There can be no doubts about the quality that Sturridge possesses but his future at Anfield doesn’t necessarily depend on that. It is more dependent on whether or not he can physically cope with a season of league and cup competitions that come thick and fast but also, and perhaps more importantly, display an ability to contribute to all parts of the highly intensive tactical approach that Jurgen Klopp demands.
The phrase ‘dirty work’ is commonly used by football commentators or observers and they offer a misrepresentation of what they actually mean in the context they are used – especially when commenting on Klopp’s approach to football.
Competing and achieving results at the elite level is a right that has to be earned, there isn’t an opposition team, player or manager that is going to allow the other team to have a free pass. The so-called ‘dirty work’ within Klopp’s framework is nothing special but there are nuances to it. There is a huge misapprehension that all is required of the Liverpool players, including Daniel Sturridge, is to run around like headless chickens until the ball is back in their possession. Wrong. Players are required to win the ball back high up the pitch, in areas that have a high percentage chance of leading to shots on goal without compromising the team by leaving them open defensively.
Christian Benteke has already found out that if you are not willing to work for the team you will soon become surplus to requirements. As good as a player might be, Klopp is not interested in egos, he is a romantic and shows a passion for the game sadly missing from the majority of football managers and wants players to be as committed as possible, but why wouldn’t they be? What’s the problem?
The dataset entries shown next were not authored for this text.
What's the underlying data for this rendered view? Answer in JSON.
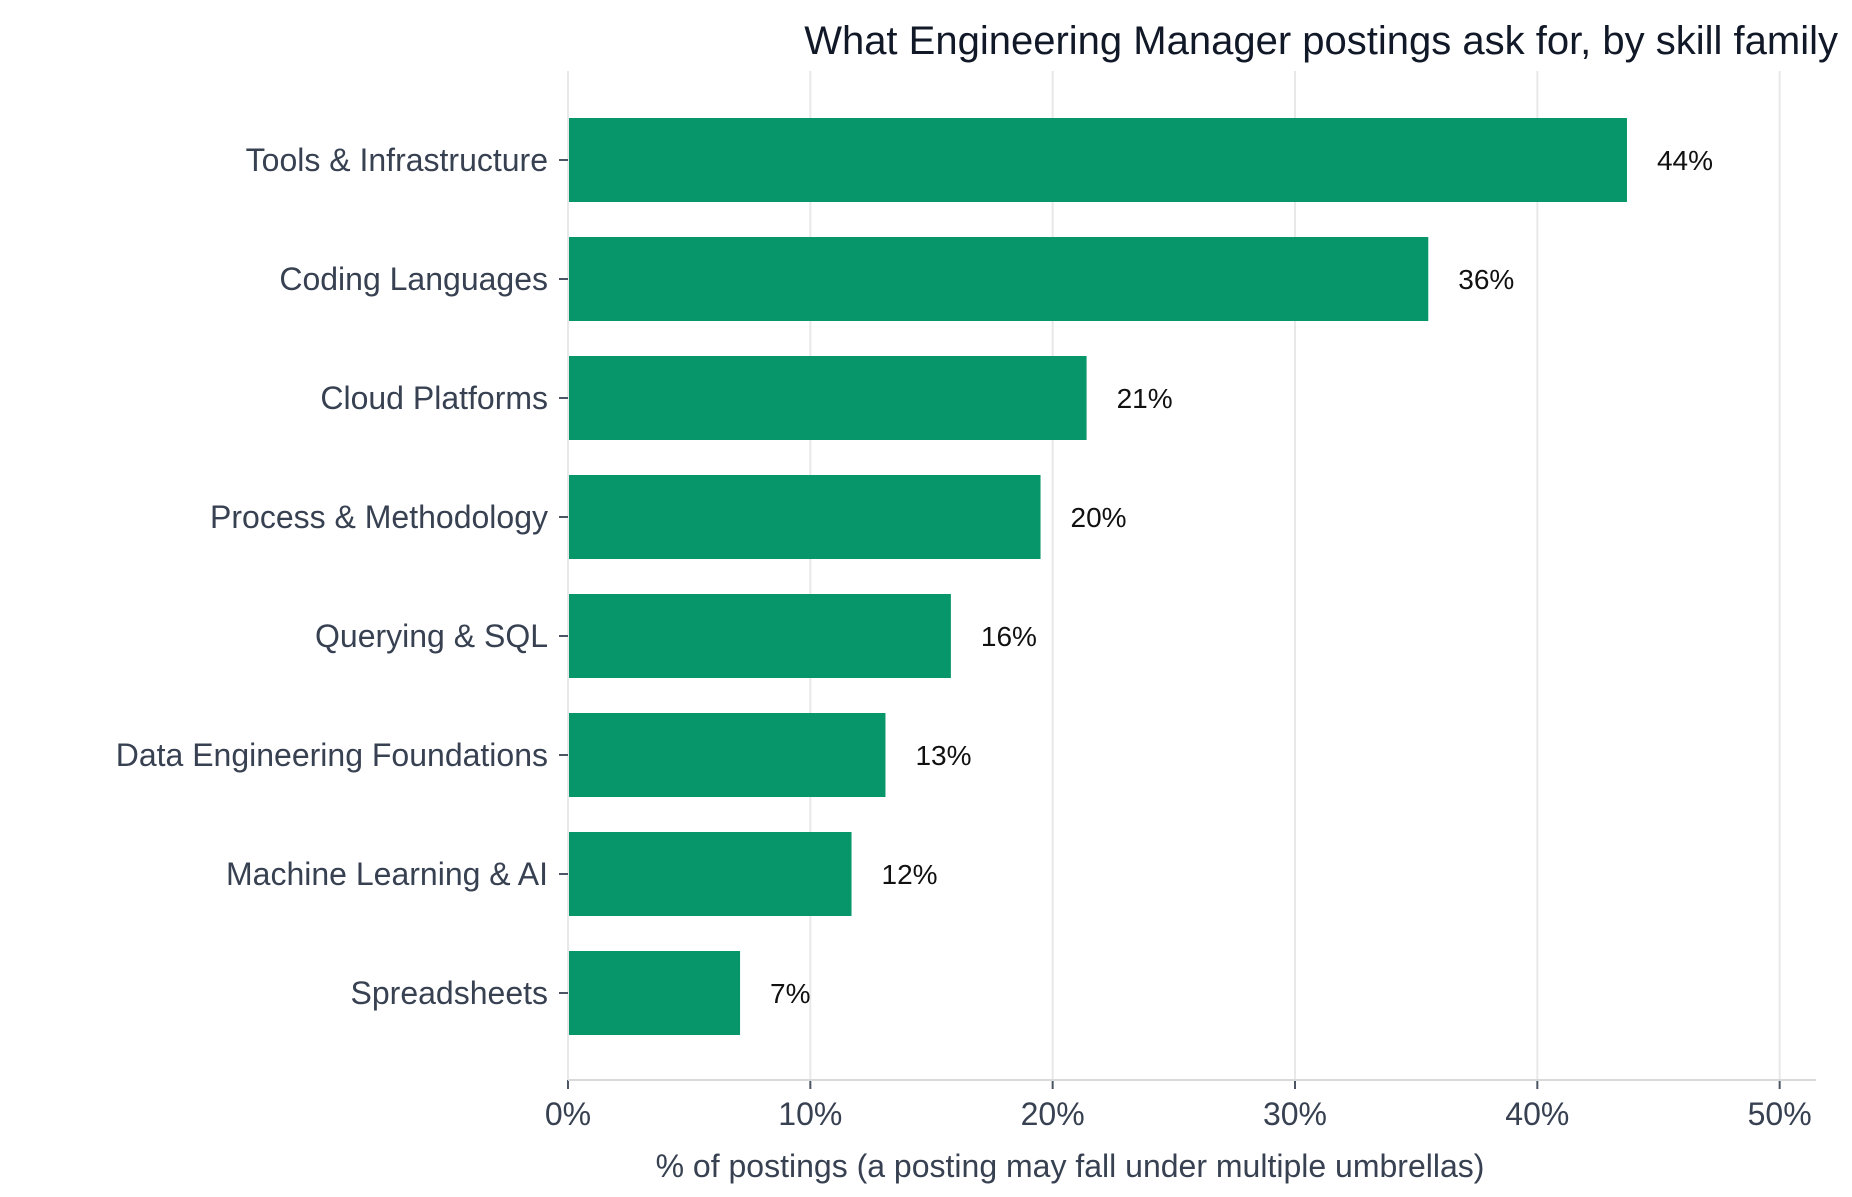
{
  "chart_data": {
    "type": "bar",
    "orientation": "horizontal",
    "title": "What Engineering Manager postings ask for, by skill family",
    "xlabel": "% of postings (a posting may fall under multiple umbrellas)",
    "ylabel": "",
    "categories": [
      "Tools & Infrastructure",
      "Coding Languages",
      "Cloud Platforms",
      "Process & Methodology",
      "Querying & SQL",
      "Data Engineering Foundations",
      "Machine Learning & AI",
      "Spreadsheets"
    ],
    "values": [
      43.7,
      35.5,
      21.4,
      19.5,
      15.8,
      13.1,
      11.7,
      7.1
    ],
    "data_labels": [
      "44%",
      "36%",
      "21%",
      "20%",
      "16%",
      "13%",
      "12%",
      "7%"
    ],
    "xlim": [
      0,
      51.5
    ],
    "xticks": [
      0,
      10,
      20,
      30,
      40,
      50
    ],
    "xtick_labels": [
      "0%",
      "10%",
      "20%",
      "30%",
      "40%",
      "50%"
    ],
    "bar_color": "#069669",
    "grid": "vertical",
    "legend": "none"
  }
}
The elephant in the room, as far as Klopp is concerned, is the fact that this is not his squad, in fairness it was barely Brendan Rodgers’ judging reports of the much-maligned transfer committee at Anfield. The lack of control over playing staff creates a number of problems and Daniel Sturridge is arguably showing all of those. The manager is there to get the best out the players and he’s not going to do that by throwing them under the bus and will always say the right things to the press about his players. However, Sturridge’s absence from the starting line-up has been conspicuous. It appears that the manager knows he has a good player but not one he wants for the future.
Sturridge exudes arrogance at times, an almost ‘too cool for school’ approach and he will always defend that as simply being naturally confident. The well-trodden cliche of ‘confidence is very close to arrogance’ is a misnomer, often used by someone that is just arrogant. You are either confident or arrogant.
Nicklas Bendtner was very similar and remains so, he is a player that at one point in his career said he would be the best footballer in the world, fittingly, he’s recently had his contract at Wolfsburg terminated. There is a reason that at the age of twenty-six, Sturridge is already at his fourth club and perhaps he needs to learn that unless you have a surname like Messi or Ronaldo you are expected to earn the right to play.
Sturridge is an infinitely better player than Bendtner. Of course, he is but it doesn’t mean to say that he won’t suffer the same ignominious demise. Of course, there will always be a club for Sturridge because of his quality and other teams and managers are willing to make compromises for such quality. The level of fulfilment of his career is yet to be seen and will only be seen at the end of his playing career but for a man fast approaching what many footballers would describe as their prime, he isn’t showing signs of a man desperate to fill his cabinet with silverware. Only Sturridge himself will know what his approach is but from the outside looking in the approach isn’t the right at this time and any decision to change the path he is currently on many now be out of his hands.